Es waren »vorsätzliche Verrücktheiten«, die nicht nur einer neuen Wissenschaft von Atomen, sondern auch der entstehenden von Menschen auf die Beine halfen. Mit diesen Worten charakterisierte die Kulturanthropologin Margaret Mead die Methode, mit der sich – erneut in den 1920er Jahren – vor allem Wissenschaftlerinnen um den aus Minden in Westfalen stammenden Ethnologen Franz Boas daran machten, »Race, Sex und Gender« als Erfindungen von Menschen zu entlarven und zu zeigen, dass sie von Natur aus so unbestimmt waren wie Heisenbergs Atome. Und diese vorsätzlichen Verrückten konnten erfolgreich wie die Physiker vorgehen, weil sie ihre Forschung radikal subjektiv umgestalteten, um objektiv sein zu können.

Wie dieses ungeheure Verrücken gelungen ist, erzählt der amerikanische Historiker Charles King in seinem Buch »Schule der Rebellen«, in der man auf viele Schülerinnen von Franz Boas trifft, der in demselben Jahr 1858 wie Max Planck geboren ist, der Vater der Quantenrevolution. Die verrückteste Idee der neuen Physik geht auf Werner Heisenberg zurück, der 1927 auf die Unbestimmtheit in der atomaren Welt trifft, die hier nicht weiter ausgeführt und vor allem erwähnt wird, weil in demselben Jahr die wie Heisenberg 1901 geborene Margaret Mead als Mitglied der »Schule der Rebellen« in Polynesien ihre Feldforschung betreibt, die sie 1928 unter dem Titel »Coming of Age in Samoa« veröffentlicht, der ins Deutsche mit »Kindheit und Jugend auf Samoa« übersetzt wurde. Die konkrete Frage, die die junge Anthropologin interessierte, lautete, »Sind die Erschütterungen, die unsere [amerikanische] Jugendlichen quälen, der Natur des Heranwachsens selbst geschuldet oder der Zivilisation?« Und sie kommt zu dem Schluss, dass auf Samoa der Übergang von der Kindheit zum Erwachsenenalter bruchlos vonstattengeht, ohne die emotionale und seelische Belastung, ohne die Angst und Verwirrung, die in den USA damit verbunden ist. Anzumerken ist, dass trotz der eher haltlosen Goldenen Zwanziger die nackten Busen der Mädchen von Samoa auf dem Titelbild des Buches das Interesses des Publikums eher auf ungezwungene und ausgelebte Sexualität in der fremdem als auf pubertäre Komplikationen in der eigenen Welt lenkte, was heute bei vielen Menschen so geblieben ist. 

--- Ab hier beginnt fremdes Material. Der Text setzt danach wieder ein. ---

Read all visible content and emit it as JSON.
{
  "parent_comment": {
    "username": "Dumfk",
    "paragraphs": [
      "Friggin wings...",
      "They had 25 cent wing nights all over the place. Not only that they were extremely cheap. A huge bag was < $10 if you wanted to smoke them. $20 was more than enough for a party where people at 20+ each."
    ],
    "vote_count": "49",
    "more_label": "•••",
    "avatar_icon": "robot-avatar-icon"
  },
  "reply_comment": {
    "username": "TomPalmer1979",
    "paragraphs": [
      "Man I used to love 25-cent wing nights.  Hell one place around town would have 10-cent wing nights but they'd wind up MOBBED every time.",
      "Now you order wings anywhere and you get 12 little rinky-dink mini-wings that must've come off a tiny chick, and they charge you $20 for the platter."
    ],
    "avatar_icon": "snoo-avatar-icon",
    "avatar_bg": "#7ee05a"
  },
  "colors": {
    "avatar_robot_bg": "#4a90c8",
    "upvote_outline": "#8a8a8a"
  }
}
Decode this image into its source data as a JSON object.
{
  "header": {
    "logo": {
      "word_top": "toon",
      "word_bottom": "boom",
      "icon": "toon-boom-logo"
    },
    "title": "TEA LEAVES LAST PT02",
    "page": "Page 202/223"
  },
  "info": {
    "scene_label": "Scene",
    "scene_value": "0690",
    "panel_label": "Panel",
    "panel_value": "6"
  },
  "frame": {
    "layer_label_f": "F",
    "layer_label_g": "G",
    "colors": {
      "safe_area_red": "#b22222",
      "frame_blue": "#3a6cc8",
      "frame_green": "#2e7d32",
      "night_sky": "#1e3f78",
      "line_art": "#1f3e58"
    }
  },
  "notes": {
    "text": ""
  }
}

Die »Schule der Rebellen« erzählt von vielen Anthropologinnen – es waren meist Frauen –, die im Sinne ihres Lehrers Franz Boas, den sie »Papa Franz« nannten, zeigen konnten, dass es zum einen nicht die Biologie ist – heute würde man die Gene sagen –, die einen Menschen festlegen, sondern dass die Kulturen – Plural – eine Rolle spielen, wobei zum zweiten keine Kultur – Singular – einer anderen als überlegen anzusehen ist. Boas wird in den USA inzwischen verehrt, weil er und seine Rebellen zeigen konnte, dass man die Herrschaft des weißen Mannes nicht als naturgegeben betrachten darf, so wie es die Gründungsväter wollten. Das sollte Mut machen, den einen weißen Mann aus dem Weißen Haus zu entfernen, am besten von einer Frau.

King, Charles: Schule der Rebellen: Wie ein Kreis verwegener Anthropologen Race, Sex und Gender erfand. München: Hanser, 2020.